Этим тиранам возрождения, этим героям Гомера, этим первичным типам, — составляющим как бы высшую поэзию человечества, — Ницше противопоставляет, как он говорит, озлобленных. Эта идея о людях озлобленных составляет одну из самых оригинальных идей немецкого моралиста, идей, приводящих к самым неожиданным выводам. Ницше строит нечто в роде исторической схемы, которая наглядно показывает, как, по его мнению, возникла борьба между первичными типами и озлобленными и почему озлобленные победили. Само собою разумеется, что эти первичные типы, довольные полнотою своей вполне уравновешенной природы, возбудили, в конце концов, зависть и ненависть всех бессильных, беспомощных. Ницше преследует сарказмами и иронией этих озлобленных, ищущих по темным закоулкам возможность отомстить сильным, этих кривых душ, этих смиренников, которые подолгу могут молчать, выжидать, этих людей себе на уме, которые не знают добродетели забвения, — доказательства нравственного здоровья. Долгое время эти озлобленные мучились своим бессильем и своей посредственностью. Но в конце концов придумали, как затеять борьбу; они пустили в ход те «силы», которые развились в их нутре именно вследствие их бессилья, — хитрость, скрытность, обдуманность, и таким образом приготовили самую полную месть: представить в извращенном виде идею добра и зла, обесценить, если можно так выразиться, нравственные ценности, — вот каким образом озлобленные отомстили сильным. Разумеется, они выставили вперед учение, которое провозглашает царство слабых, несчастных, беспомощных, и громит сильных, богатых, прекрасных, честолюбивых, гордых. И вот основы, на которых в настоящую минуту построено общество.

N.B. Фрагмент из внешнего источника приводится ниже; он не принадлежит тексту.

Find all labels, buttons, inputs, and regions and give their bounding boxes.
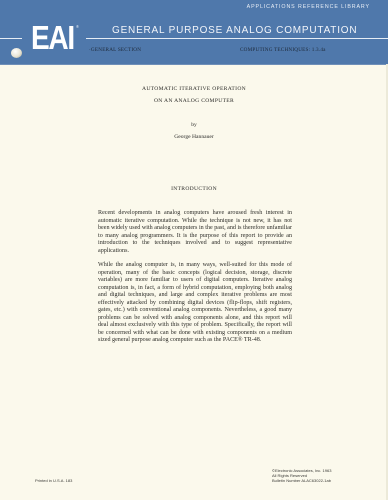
section-label: ·GENERAL SECTION bbox=[89, 47, 141, 53]
series-title: GENERAL PURPOSE ANALOG COMPUTATION bbox=[112, 25, 357, 36]
paragraph-2: While the analog computer is, in many wa… bbox=[98, 262, 292, 345]
section-heading: INTRODUCTION bbox=[0, 186, 388, 192]
left-rule bbox=[0, 38, 22, 39]
title-rule bbox=[86, 38, 388, 39]
paragraph-1: Recent developments in analog computers … bbox=[98, 210, 292, 255]
printed-notice: Printed in U.S.A. 183 bbox=[35, 478, 72, 483]
technique-label: COMPUTING TECHNIQUES: 1.3.4a bbox=[240, 47, 326, 53]
author-name: George Hannauer bbox=[0, 134, 388, 140]
copyright-block: ©Electronic Associates, Inc. 1963 All Ri… bbox=[272, 468, 331, 483]
library-label: APPLICATIONS REFERENCE LIBRARY bbox=[247, 4, 370, 10]
eai-logo: EAI bbox=[31, 21, 74, 54]
bulletin-number: Bulletin Number ALAC63022-1ab bbox=[272, 478, 331, 483]
byline: by bbox=[0, 122, 388, 128]
header-band: APPLICATIONS REFERENCE LIBRARY EAI ® GEN… bbox=[0, 0, 388, 65]
document-title-line-1: AUTOMATIC ITERATIVE OPERATION bbox=[0, 86, 388, 92]
globe-icon bbox=[11, 48, 22, 58]
registered-mark: ® bbox=[76, 24, 79, 29]
document-title-line-2: ON AN ANALOG COMPUTER bbox=[0, 98, 388, 104]
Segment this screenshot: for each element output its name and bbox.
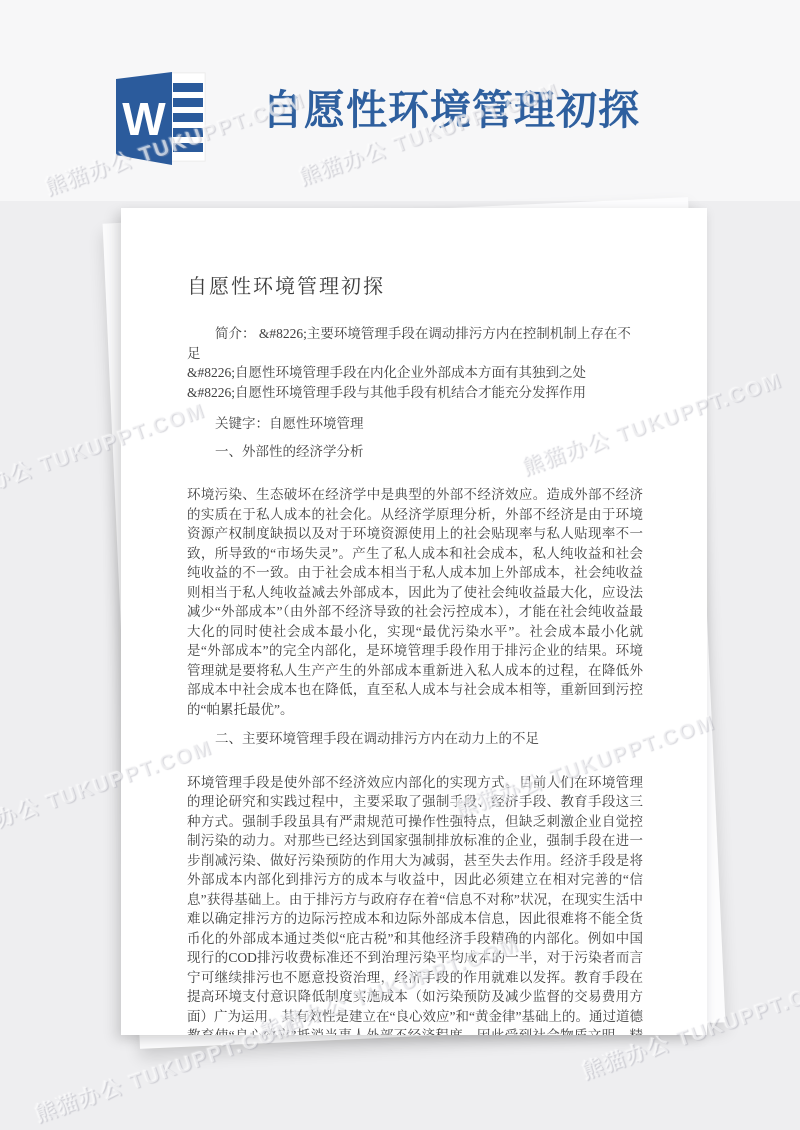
word-icon: W	[114, 71, 206, 166]
document-preview-canvas: W 自愿性环境管理初探 自愿性环境管理初探 简介： &#8226;主要环境管理手…	[0, 0, 800, 1130]
document-page: 自愿性环境管理初探 简介： &#8226;主要环境管理手段在调动排污方内在控制机…	[121, 208, 707, 1035]
word-icon-letter: W	[122, 93, 166, 145]
intro-line-3: &#8226;自愿性环境管理手段与其他手段有机结合才能充分发挥作用	[187, 383, 643, 403]
header-bar: W 自愿性环境管理初探	[0, 0, 800, 201]
keywords-line: 关键字：自愿性环境管理	[187, 414, 643, 434]
document-title: 自愿性环境管理初探	[187, 274, 643, 300]
page-title: 自愿性环境管理初探	[262, 86, 640, 135]
paragraph-2: 环境管理手段是使外部不经济效应内部化的实现方式。目前人们在环境管理的理论研究和实…	[187, 773, 643, 1036]
intro-line-1: 简介： &#8226;主要环境管理手段在调动排污方内在控制机制上存在不足	[187, 324, 643, 363]
paragraph-1: 环境污染、生态破坏在经济学中是典型的外部不经济效应。造成外部不经济的实质在于私人…	[187, 485, 643, 719]
section-heading-1: 一、外部性的经济学分析	[187, 442, 643, 462]
intro-line-2: &#8226;自愿性环境管理手段在内化企业外部成本方面有其独到之处	[187, 363, 643, 383]
section-heading-2: 二、主要环境管理手段在调动排污方内在动力上的不足	[187, 729, 643, 749]
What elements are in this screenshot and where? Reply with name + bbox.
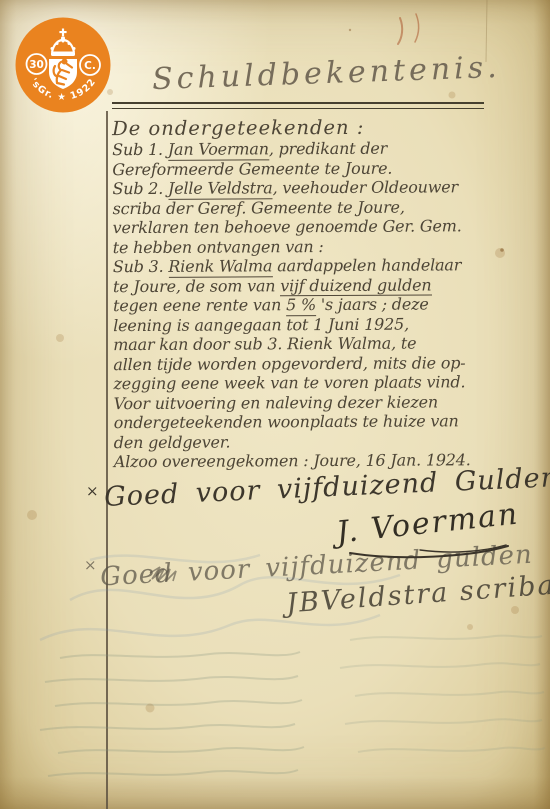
bleed-through-marks-right [340,636,545,752]
signature-flourish [350,545,508,557]
paper-marks-overlay [0,0,550,809]
bleed-through-marks [40,652,304,776]
scratch-marks [398,14,419,44]
foxing-spots [27,29,519,713]
crease-line [486,0,487,62]
document-page: 30 C. 'sGr. ★ 1922 Schuldbekentenis. De … [0,0,550,809]
scribble-mark [150,567,176,581]
bleed-through-blue [40,555,400,640]
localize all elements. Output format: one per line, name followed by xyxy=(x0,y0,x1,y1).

Он ненавидит эти основы всеми силами своей души, и если б ему было предоставлено переделать мир по своему, то он бы, как сам заявляет, начал с того, что уничтожил бы все, что еще осталось от религиозного догматизма, затем демократические принципы, как наследие 1789 года, политиков-идеалистов, фразеров и «клопов», не забывая, конечно, и всего того, что «оболванивает», по его мнению, современную Германию, — ее недавнюю конституцию, ее ложную науку, алкоголь, пиво и музыку Вагнера, которую прежде Ницше обожал; но, прежде всего и главным образом, он бы уничтожил современную мораль. Никогда еще, по его мнению, ни одно столетие так много не морализировало, как наше. В этой морали он видит первый и самый опасный симптом вырождения человечества. Он обвиняет мораль в том, что она ограничивает человеческую свободу и наши природные инстинкты. Теперь хвастают тем, — говорит он, — что созидают научную мораль, которая в сущности есть не более, как скрытый и замаскированный аскетизм, а аскетизм, думает Ницше, как бы он ни был ослаблен, есть покушение против природы.

Отсюда ясно, что для Ницше единственно истинная мораль — естественная, имеющая в основании инстинкт жизни. Всякая сила, — если Шопенгауэр сказал правду, — есть бессознательная воля, а всякая воля, по существу своему, стремится к сознанию. Роковым законом этой силы является стремление беспрестанно увеличиваться, расширяться, распространяться до тех пор, пока она не сделается одною из реальностей мира и не приобретет радостного сознания своего существования. Шопенгауэр лгал, когда утверждал, что так как жизнь есть зло, то мы должны стремиться к небытию. Напротив того, жизнь есть благо, — наше единственное благо, и поэтому мы должны стремиться, чтобы обладать ею во всей ее полноте, освобождаясь от всего, что может ее ограничить или ослабить, или задушить.

Истинная мораль говорит нам: «Живи по возможности полнее, стремись сделаться сильным, насколько позволяет тебе природа; не верь аскетизму, подчиняйся всякому инстинкту; мораль, противодействующая инстинкту, есть ложь». Отсюда ясно, что и самое понятие о добре и зле должно быть реформировано в виду этой новой, истинной морали. Нашим единственным безусловным законом нравственности есть инстинкт, а инстинкт животных не знает ни добра, ни зла, или, другими словами, единственное благо, признаваемое силой, есть стремление достичь полного своего развития и энергии, а так называемые наши пороки служат нам в этом отношении также хорошо, как и наши добродетели. Упраздните из этого мира все то, что называется теперь злом, упраздните преступные страсти, и вы тогда убедитесь, что ваши добродетели не спасут человечества.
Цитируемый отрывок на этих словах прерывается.